The once-high-flying company is preparing to file a new initial public offering document as soon as this week, said two people familiar with the matter, who asked not to discuss internal matters. In the filing, Oyo will outline plans to sell just a third of the originally planned new shares, reducing the amount of fresh capital it will receive, one of the people said.
The plan shows how founder Ritesh Agarwal, 29, is trying to go ahead with the IPO even on weaker terms to ease the financial pressure on the hotel and lodging booking company and on himself. While the travel market has recovered from the pandemic-era trough, Oyo – once valued at around $10 billion as India’s Airbnb-equivalent – is still reporting mounting losses. Meanwhile, Agarwal took on billions of dollars in debt to increase his stake in the firm.
The situation remains fluid and Agarwal or Oyo may still fine-tune their targets. This is the second attempt at an IPO by the SoftBank Group Corp-backed startup after India’s stock market regulator raised several red flags in its first attempt in late 2021. Since then, valuations of technology companies have declined following a spike in inflation and rising interest rates. That left low-spending customers and raised concerns about a possible recession.
No shares will be offered for sale by existing investors in Oyo, the people said. SoftBank owns about half of the startup, which is formally called Oravel Stays Ltd. and counts Airbnb Inc. as its backer.
Oyo did not immediately respond to emails, texts and calls seeking comment.
The company was targeting a valuation of around $9 billion and updated its IPO documents for early 2022, but SoftBank later cut its estimate for Oyo to $2.7 billion. The valuation of the IPO will be finalized closer to the listing through a book-building process, but is far from what the company originally envisaged.

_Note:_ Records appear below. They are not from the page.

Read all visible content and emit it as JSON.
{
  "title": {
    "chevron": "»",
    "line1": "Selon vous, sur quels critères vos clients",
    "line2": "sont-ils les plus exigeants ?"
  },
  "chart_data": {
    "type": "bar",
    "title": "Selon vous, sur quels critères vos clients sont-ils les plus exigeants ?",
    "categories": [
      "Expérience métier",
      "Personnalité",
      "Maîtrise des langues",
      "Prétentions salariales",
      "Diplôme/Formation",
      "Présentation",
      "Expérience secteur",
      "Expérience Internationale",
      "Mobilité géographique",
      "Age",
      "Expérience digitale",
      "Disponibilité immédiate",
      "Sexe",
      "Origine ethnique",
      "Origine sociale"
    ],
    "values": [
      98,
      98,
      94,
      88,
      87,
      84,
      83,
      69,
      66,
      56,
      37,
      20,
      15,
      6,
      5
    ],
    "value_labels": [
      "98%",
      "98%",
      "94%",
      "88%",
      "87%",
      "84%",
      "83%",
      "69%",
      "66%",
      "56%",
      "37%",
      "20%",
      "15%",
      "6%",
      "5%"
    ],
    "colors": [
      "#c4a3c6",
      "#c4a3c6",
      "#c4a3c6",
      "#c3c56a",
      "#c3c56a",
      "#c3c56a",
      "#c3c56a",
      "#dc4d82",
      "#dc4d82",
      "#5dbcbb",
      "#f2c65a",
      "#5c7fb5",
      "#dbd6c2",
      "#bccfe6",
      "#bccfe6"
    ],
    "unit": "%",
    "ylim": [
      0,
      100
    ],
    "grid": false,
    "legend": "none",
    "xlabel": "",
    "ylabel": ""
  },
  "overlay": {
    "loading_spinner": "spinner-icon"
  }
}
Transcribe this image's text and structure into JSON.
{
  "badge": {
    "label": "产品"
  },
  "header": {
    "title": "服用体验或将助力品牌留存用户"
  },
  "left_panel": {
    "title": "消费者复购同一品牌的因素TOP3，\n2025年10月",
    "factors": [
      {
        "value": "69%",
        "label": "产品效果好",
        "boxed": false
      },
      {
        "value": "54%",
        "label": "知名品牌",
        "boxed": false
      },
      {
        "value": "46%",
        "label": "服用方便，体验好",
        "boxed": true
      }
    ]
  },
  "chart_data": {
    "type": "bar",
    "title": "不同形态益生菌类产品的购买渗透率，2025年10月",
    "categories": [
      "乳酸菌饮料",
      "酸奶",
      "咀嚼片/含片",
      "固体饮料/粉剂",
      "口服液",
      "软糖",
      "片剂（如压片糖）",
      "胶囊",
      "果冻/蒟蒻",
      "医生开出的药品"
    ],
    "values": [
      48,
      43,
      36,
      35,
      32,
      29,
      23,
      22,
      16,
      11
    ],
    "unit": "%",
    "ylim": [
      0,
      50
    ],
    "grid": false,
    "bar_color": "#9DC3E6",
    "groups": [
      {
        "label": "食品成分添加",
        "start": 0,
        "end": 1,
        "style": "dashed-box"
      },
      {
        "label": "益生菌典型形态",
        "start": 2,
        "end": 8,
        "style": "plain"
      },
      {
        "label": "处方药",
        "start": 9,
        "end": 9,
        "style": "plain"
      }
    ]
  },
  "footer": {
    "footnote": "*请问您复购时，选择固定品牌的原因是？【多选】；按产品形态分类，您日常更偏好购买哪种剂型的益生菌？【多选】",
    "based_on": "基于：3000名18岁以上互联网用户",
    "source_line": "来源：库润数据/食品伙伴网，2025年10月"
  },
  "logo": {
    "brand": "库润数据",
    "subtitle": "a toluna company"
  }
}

Agarwal, his holding company RA Hospitality Holdings and SoftBank Vision Fund remain the three promoters of the company with no changes from the 2021 prospectus, according to one of the people. In 2019, Agarwal raised his stake to 33% at a valuation of $10 billion after securing a $2 billion loan from Japanese lenders in his personal capacity with the backing of SoftBank founder Masayoshi Son.
Agarwal and Oyo’s SoftBank-dominated board are urged to press ahead with IPOs despite a punitive environment for tech IPOs and high-profile failures by Indian startups over the past 18 months, said one of the people. It would be a way to prove to Japanese lenders that the founder and his startup are still worth billions.
When Agarwal got married in Delhi this month, Son made a rare trip from his Tokyo base to attend the festivities with a entourage of SoftBank executives.
Although Agarwal is not legally required to disclose details of his personal loans in the IPO draft prospectus, he has been warned that regulators may still view this as an investor risk and block the IPO indefinitely on other technical grounds. may delay or reject.
Oyo’s business has shown signs of recovery post the pandemic in the travel and hospitality industry. The startup has restructured itself as a technology company, moving away from an asset-heavy, capital-intensive model across several continents that has caused billions of dollars in losses, soured relations with hoteliers and court battles Hui.
Agarwal founded OYO in 2013 after dropping out of college. Backed by the son of SoftBank when he was 21, the Japanese billionaire then took the founder under his wing, mentored him and later provided personal guarantees for his billion-dollar loans.